Designing COVID-19 Vaccines Using Computational Linguistics

摘要:You might think that biology and linguistics are completely unrelated, but actually they share the same mathematical foundations, and more surprisingly, classical work from computational linguistics can be adapted to save lives, which is a fascinating story I’m going to tell you. To defeat the current COVID-19 pandemic, a messenger RNA (mRNA) vaccine has emerged as a promising approach thanks to its rapid and scalable production and non-infectious and non-integrating properties. However, designing an mRNA sequence to achieve high stability and protein yield remains a challenging problem due to the exponentially large search space (e.g., there are 2.4 x 10^632 possible mRNA sequence candidates for the spike protein of SARS-CoV-2). We describe two on-going efforts for this problem, both using linear-time algorithms inspired by my earlier work in natural language parsing. On one hand, the Eterna OpenVaccine project from Stanford Medical School takes a crowd-sourcing approach to let game players all over the world design stable sequences. To evaluate sequence stability (in terms of free energy), they use LinearFold from my group (2019) since it’s the only linear-time RNA folding algorithm available (which makes it the only one fast enough for COVID-scale genomes). On the other hand, we take a computational approach to directly search for the optimal sequence in this exponentially large space via dynamic programming. It turns out this problem can be reduced to a classical problem in formal language theory and computational linguistics (intersection between CFG and DFA), which can be solved in O(n^3) time, just like lattice parsing for speech. In the end, we can design the optimal mRNA vaccine candidate for SARS-CoV-2 spike protein in just about 20 minutes. Our designs are being tested by major vaccine companies in the world.

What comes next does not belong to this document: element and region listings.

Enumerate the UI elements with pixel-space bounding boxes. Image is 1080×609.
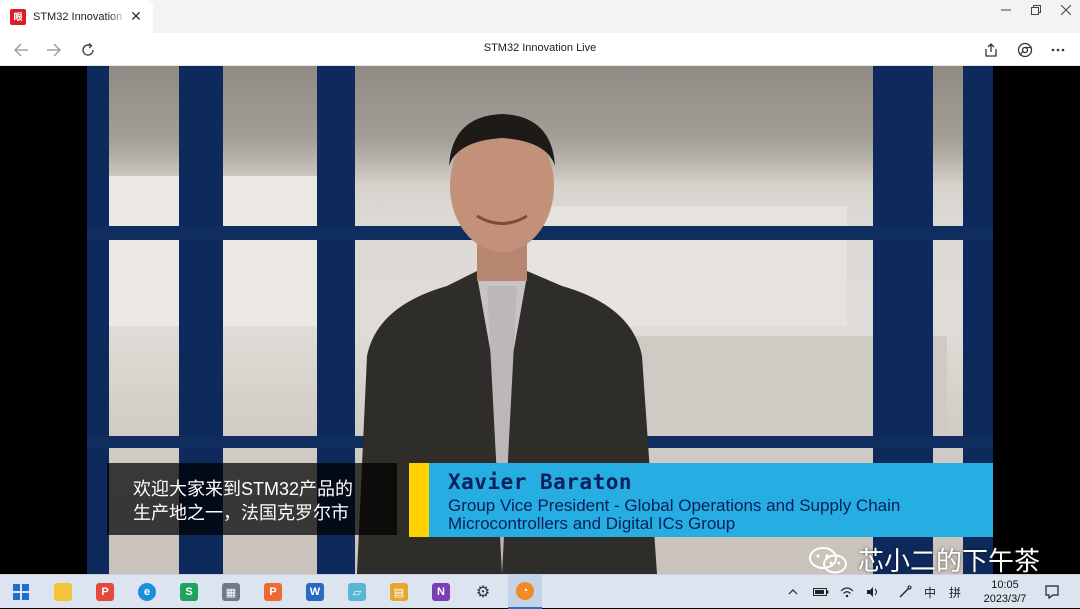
- volume-icon[interactable]: [862, 575, 884, 609]
- watermark: 芯小二的下午茶: [808, 541, 1040, 578]
- windows-taskbar: P e S ▦ P W ▱ ▤ N ⚙ ◔ 中 拼 10:05 2023/3/7: [0, 574, 1080, 609]
- windows-logo-icon: [13, 584, 29, 600]
- browser-app-icon: ◔: [516, 582, 534, 600]
- lower-third-accent: [409, 463, 429, 537]
- pen-icon[interactable]: [894, 575, 916, 609]
- browser-tab[interactable]: 眼 STM32 Innovation Live ✕: [0, 0, 153, 33]
- tab-strip: 眼 STM32 Innovation Live ✕: [0, 0, 1080, 33]
- restore-icon[interactable]: [1020, 0, 1052, 20]
- window-frame: [87, 66, 109, 574]
- onenote-icon: N: [432, 583, 450, 601]
- share-icon[interactable]: [980, 39, 1002, 61]
- wps-sheet-icon: S: [180, 583, 198, 601]
- edge-app[interactable]: e: [130, 575, 164, 609]
- files-icon: ▤: [390, 583, 408, 601]
- wps-presentation-icon: P: [264, 583, 282, 601]
- watermark-text: 芯小二的下午茶: [858, 546, 1041, 576]
- wps-pdf-icon: P: [96, 583, 114, 601]
- subtitle-line: 生产地之一，法国克罗尔市: [133, 503, 349, 523]
- clock-time: 10:05: [991, 579, 1019, 591]
- tab-title: STM32 Innovation Live: [33, 10, 127, 23]
- video-player[interactable]: 欢迎大家来到STM32产品的 生产地之一，法国克罗尔市 Xavier Barat…: [0, 66, 1080, 576]
- show-hidden-icons-chevron-icon[interactable]: [784, 575, 802, 609]
- notepad-icon: ▱: [348, 583, 366, 601]
- site-favicon-icon: 眼: [10, 8, 26, 25]
- files-app[interactable]: ▤: [382, 575, 416, 609]
- more-options-icon[interactable]: [1047, 39, 1069, 61]
- gear-icon: ⚙: [475, 584, 491, 601]
- wps-pdf-app[interactable]: P: [88, 575, 122, 609]
- speaker-group: Microcontrollers and Digital ICs Group: [448, 514, 736, 533]
- word-icon: W: [306, 583, 324, 601]
- word-app[interactable]: W: [298, 575, 332, 609]
- wps-presentation-app[interactable]: P: [256, 575, 290, 609]
- subtitle-line: 欢迎大家来到STM32产品的: [133, 479, 354, 499]
- file-explorer-app[interactable]: [46, 575, 80, 609]
- battery-icon[interactable]: [810, 575, 832, 609]
- calculator-icon: ▦: [222, 583, 240, 601]
- settings-app[interactable]: ⚙: [466, 575, 500, 609]
- wps-sheet-app[interactable]: S: [172, 575, 206, 609]
- start-button[interactable]: [4, 575, 38, 609]
- close-tab-icon[interactable]: ✕: [129, 9, 143, 23]
- wifi-icon[interactable]: [836, 575, 858, 609]
- clock-date: 2023/3/7: [983, 593, 1027, 605]
- speaker-name: Xavier Baraton: [448, 470, 633, 494]
- subtitle-box: 欢迎大家来到STM32产品的 生产地之一，法国克罗尔市: [107, 463, 397, 535]
- navigation-bar: STM32 Innovation Live: [0, 33, 1080, 66]
- ime-mode-indicator[interactable]: 拼: [944, 575, 966, 609]
- speaker-role: Group Vice President - Global Operations…: [448, 496, 901, 515]
- browser-app-active[interactable]: ◔: [508, 575, 542, 609]
- ime-language-indicator[interactable]: 中: [920, 575, 940, 609]
- system-clock[interactable]: 10:05 2023/3/7: [976, 578, 1034, 606]
- onenote-app[interactable]: N: [424, 575, 458, 609]
- edge-icon: e: [138, 583, 156, 601]
- page-title: STM32 Innovation Live: [483, 42, 597, 54]
- folder-icon: [54, 583, 72, 601]
- wechat-icon: [809, 546, 847, 573]
- notepad-app[interactable]: ▱: [340, 575, 374, 609]
- calculator-app[interactable]: ▦: [214, 575, 248, 609]
- chrome-icon[interactable]: [1014, 39, 1036, 61]
- notification-center-icon[interactable]: [1040, 575, 1064, 609]
- minimize-icon[interactable]: [990, 0, 1022, 20]
- close-window-icon[interactable]: [1050, 0, 1080, 20]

Liang Huang (PhD, Penn, 2008) is an Associate Professor of Computer Science at Oregon State University and Distinguished Scientist at Baidu Research USA. He is a leading computational linguist, and was recognized at ACL 2008 (Best Paper Award) and ACL 2019 (Keynote Speech), but in recent years he has been more interested in applying his expertise in parsing, translation, and grammar formalisms to biology problems such as RNA folding and RNA design. Since the outbreak of COVID-19, he has shifted his attention to the fight against the virus, which resulted in efficient algorithms for stable mRNA vaccine design, again adapted from previous work in computational linguistics, formal language theory, and theoretical computer science.